Les gens en général ne se s’accordent pas le temps et les circonstances d’entrer dans une relation au monde qui permette cette liberté du regard. Il y a toujours comme un dessein global, une mission derrière la manière dont ils appréhendent leur vie. Il me semble que, lorsqu’on a l’occasion de s’éloigner de son agenda – par une forme de nécessité émotionnelle ou d’autres circonstances – on est toujours frappé par les incroyables épiphanies de la nature. Il s’agit souvent de choses très subtiles, juste à la limite de la sensibilité de la plupart des gens. Mes films essaient d’enregistrer et d’offrir ce genre d’expériences 7 .

Notes

  1. Griffith, dans Ezra Goodman, The Fifty-Year Decline and Fall of Hollywood, New York : Simon and Schuster, 1961, p. 19.
  2. « Like the haiku of Bashô, the scholar Tom Gunning observes, these seemingly simple films offer lessons in the art of seeing and fashioning images that make you wonder how anyone could produce something simultaneously so humble and so astounding. » Toutes les traductions sont de l’auteur.
  3. Georges Sadoul, Histoire générale du cinéma : 1832-1897, Paris : Denoël, 1948, p. 291.
  4. Cette anecdote nous vient d’un entretien privé avec Peter Hutton, réalisé par courrier électronique, en mars 2013.
  5. Gilles Deleuze, L’image-temps, Paris, Les Éditions de Minuit, 1985, p. 28.
  6. « But it’s the idea of bringing a sense of time into these renditions of nature that excites me about cinema.
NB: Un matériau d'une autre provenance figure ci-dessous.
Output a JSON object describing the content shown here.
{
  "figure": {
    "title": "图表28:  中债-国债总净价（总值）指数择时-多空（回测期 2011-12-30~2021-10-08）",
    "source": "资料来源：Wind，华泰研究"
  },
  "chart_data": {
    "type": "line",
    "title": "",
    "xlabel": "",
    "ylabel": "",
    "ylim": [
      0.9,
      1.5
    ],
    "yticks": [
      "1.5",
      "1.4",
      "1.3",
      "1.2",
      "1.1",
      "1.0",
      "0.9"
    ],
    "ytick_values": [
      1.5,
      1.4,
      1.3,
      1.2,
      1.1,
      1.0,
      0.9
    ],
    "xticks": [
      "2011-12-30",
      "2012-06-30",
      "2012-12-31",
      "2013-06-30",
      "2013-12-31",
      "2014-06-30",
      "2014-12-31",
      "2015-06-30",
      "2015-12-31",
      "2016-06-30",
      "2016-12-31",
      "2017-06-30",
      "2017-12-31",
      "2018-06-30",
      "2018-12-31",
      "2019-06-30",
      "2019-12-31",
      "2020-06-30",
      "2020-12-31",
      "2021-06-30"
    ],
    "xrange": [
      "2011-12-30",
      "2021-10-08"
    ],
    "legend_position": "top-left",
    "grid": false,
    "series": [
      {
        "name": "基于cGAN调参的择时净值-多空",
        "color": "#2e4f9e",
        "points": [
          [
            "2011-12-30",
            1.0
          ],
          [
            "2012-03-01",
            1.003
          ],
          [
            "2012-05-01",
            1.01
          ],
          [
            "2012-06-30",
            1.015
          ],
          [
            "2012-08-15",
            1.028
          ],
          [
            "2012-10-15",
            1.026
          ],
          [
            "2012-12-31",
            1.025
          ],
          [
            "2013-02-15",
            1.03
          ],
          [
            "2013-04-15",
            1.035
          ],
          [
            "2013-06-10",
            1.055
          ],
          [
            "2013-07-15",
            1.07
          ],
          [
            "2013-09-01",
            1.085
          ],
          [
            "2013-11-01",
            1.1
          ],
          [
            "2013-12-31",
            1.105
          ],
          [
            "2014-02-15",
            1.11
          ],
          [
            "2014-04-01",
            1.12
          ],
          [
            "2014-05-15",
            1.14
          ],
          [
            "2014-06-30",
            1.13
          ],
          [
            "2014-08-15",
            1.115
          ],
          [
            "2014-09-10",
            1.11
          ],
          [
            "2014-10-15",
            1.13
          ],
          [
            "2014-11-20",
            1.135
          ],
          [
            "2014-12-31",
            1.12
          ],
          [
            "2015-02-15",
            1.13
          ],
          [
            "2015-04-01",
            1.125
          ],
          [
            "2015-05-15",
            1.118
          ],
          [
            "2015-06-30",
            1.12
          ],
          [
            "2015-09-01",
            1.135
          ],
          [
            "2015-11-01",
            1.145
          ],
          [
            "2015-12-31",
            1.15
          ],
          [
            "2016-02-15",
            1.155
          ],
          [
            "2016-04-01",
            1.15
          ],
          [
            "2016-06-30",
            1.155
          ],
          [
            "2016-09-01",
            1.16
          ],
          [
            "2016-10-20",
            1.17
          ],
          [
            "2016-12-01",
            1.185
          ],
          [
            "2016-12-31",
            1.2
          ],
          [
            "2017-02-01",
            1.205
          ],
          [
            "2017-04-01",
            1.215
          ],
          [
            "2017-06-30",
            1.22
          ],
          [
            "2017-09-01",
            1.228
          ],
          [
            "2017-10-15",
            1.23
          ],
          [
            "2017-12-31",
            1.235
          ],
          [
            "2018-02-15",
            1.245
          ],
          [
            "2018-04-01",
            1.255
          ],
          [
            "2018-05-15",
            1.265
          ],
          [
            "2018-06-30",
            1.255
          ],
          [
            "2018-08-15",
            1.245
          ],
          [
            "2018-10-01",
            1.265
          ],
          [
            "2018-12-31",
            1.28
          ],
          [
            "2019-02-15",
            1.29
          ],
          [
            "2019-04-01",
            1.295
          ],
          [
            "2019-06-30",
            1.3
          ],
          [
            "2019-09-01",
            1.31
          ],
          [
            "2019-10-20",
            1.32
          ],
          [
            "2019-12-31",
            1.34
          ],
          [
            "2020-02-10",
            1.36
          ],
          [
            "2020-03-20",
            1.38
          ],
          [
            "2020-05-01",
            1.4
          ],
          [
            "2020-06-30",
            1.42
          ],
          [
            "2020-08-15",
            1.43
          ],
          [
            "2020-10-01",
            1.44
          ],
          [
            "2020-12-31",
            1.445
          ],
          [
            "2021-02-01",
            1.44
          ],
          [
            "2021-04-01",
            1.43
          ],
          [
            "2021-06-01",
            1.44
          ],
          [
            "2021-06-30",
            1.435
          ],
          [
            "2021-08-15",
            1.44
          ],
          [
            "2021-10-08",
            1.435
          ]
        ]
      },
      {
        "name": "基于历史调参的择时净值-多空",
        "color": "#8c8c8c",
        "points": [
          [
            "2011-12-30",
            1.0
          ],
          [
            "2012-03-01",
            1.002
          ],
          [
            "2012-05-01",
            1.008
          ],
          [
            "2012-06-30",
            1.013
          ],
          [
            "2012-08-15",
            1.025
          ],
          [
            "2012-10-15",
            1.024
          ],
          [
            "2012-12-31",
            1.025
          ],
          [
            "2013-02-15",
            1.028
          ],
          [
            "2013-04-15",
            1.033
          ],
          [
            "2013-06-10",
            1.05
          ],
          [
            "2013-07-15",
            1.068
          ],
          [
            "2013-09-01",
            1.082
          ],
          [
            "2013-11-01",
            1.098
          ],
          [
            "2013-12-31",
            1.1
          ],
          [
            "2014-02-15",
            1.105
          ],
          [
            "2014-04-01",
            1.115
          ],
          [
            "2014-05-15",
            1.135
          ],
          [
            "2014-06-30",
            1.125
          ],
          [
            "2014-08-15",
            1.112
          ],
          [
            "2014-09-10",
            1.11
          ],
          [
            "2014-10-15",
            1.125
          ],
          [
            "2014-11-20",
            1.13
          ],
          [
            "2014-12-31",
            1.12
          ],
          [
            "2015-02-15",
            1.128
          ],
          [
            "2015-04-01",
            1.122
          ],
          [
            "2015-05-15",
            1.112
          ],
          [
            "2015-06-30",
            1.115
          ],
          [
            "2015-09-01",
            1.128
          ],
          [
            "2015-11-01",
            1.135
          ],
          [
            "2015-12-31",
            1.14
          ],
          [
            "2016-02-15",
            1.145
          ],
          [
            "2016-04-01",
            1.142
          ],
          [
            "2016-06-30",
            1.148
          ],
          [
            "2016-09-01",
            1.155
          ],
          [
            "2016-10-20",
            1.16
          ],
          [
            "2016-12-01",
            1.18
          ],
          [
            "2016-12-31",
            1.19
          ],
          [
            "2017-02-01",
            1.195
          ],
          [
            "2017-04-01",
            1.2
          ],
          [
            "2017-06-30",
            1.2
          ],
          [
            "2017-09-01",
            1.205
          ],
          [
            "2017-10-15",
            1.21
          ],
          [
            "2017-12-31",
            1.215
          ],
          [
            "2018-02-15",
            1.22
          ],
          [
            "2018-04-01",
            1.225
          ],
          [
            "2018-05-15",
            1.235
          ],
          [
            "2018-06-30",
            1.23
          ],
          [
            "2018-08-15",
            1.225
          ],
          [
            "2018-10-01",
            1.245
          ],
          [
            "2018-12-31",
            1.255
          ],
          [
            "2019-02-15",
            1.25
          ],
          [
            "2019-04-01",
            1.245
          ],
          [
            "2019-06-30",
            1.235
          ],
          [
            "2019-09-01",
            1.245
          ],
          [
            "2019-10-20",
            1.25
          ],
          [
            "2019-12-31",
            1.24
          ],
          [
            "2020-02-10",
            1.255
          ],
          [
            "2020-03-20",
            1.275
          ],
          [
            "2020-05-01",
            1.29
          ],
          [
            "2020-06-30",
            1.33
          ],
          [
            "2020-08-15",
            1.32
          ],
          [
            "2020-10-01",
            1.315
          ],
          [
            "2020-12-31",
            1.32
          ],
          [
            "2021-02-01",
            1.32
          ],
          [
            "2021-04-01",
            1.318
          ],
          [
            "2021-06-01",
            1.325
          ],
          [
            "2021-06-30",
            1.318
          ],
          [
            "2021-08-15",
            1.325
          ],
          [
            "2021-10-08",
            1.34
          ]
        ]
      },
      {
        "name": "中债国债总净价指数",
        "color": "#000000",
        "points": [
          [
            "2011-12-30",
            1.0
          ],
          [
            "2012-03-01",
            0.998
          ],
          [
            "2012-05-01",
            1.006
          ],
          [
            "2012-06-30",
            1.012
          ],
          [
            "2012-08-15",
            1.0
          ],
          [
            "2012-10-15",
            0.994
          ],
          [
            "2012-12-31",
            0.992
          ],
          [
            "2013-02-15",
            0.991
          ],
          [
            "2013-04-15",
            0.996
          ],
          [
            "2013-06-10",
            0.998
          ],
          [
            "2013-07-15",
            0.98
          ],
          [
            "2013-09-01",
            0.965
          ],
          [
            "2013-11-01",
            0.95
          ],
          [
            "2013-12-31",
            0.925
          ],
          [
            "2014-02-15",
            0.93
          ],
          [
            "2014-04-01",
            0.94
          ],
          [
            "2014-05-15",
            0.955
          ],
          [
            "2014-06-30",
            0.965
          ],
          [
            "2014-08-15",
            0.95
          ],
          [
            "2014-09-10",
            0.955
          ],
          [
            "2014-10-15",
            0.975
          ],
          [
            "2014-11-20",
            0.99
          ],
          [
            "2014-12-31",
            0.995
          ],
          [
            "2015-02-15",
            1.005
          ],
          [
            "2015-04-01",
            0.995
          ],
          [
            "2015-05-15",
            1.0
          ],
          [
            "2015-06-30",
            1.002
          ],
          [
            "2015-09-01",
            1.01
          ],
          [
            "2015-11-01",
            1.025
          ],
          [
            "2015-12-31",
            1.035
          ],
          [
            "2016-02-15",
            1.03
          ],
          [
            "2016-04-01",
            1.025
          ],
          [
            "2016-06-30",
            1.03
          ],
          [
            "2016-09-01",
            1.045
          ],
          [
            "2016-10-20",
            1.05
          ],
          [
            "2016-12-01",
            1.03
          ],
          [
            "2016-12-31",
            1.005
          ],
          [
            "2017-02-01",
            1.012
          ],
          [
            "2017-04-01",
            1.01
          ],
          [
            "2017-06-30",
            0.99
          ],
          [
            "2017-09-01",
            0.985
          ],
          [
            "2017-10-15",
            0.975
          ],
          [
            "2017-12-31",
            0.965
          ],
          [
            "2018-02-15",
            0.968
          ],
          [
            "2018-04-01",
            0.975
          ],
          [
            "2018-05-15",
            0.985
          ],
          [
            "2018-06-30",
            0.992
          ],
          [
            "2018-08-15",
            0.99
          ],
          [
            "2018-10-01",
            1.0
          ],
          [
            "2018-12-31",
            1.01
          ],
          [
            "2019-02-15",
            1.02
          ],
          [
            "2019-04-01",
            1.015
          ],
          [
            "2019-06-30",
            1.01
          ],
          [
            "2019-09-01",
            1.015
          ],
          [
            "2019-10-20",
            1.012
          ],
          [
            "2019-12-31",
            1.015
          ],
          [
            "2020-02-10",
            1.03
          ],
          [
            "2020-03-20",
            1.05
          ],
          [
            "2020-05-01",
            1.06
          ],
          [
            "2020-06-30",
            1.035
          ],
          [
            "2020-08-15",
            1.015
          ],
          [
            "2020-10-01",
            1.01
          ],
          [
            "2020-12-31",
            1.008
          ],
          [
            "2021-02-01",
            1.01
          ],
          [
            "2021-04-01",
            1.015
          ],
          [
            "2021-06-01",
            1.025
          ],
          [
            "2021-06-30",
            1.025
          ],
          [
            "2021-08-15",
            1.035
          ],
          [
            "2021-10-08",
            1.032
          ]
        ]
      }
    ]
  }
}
My films are a way of subtly tweaking that formal approach to beauty by allowing another language to come in: movement and transformation. On the other hand, there’s often an attempt to “stop time” in my films, letting time be an overriding element that provides some small revelation about the image. Mine is an extremely reductive strategy. » Scott McDonald, A Critical Cinema 3 : Interviews with Independent Filmmakers, Berkeley (CA), University of California Press, 1998, p. 247.
  7. « For the most part, people don’t allow themselves the time or the circumstances to get into a relationship with the world that provides freedom to actually look at things. There’s always an overriding design or mission behind their negotiation with life. I think when you have the occasion to step away from agendas—whether it’s through circumstance or out of some kind of emotional necessity—then you’re often struck by the incredible epiphanies of nature. These are often very subtle things, right at the edge of most people’s sensibilities. My films try to record and to offer some of these experiences. » Scott McDonald, A critical cinema, Op. cit., pp. 243-244.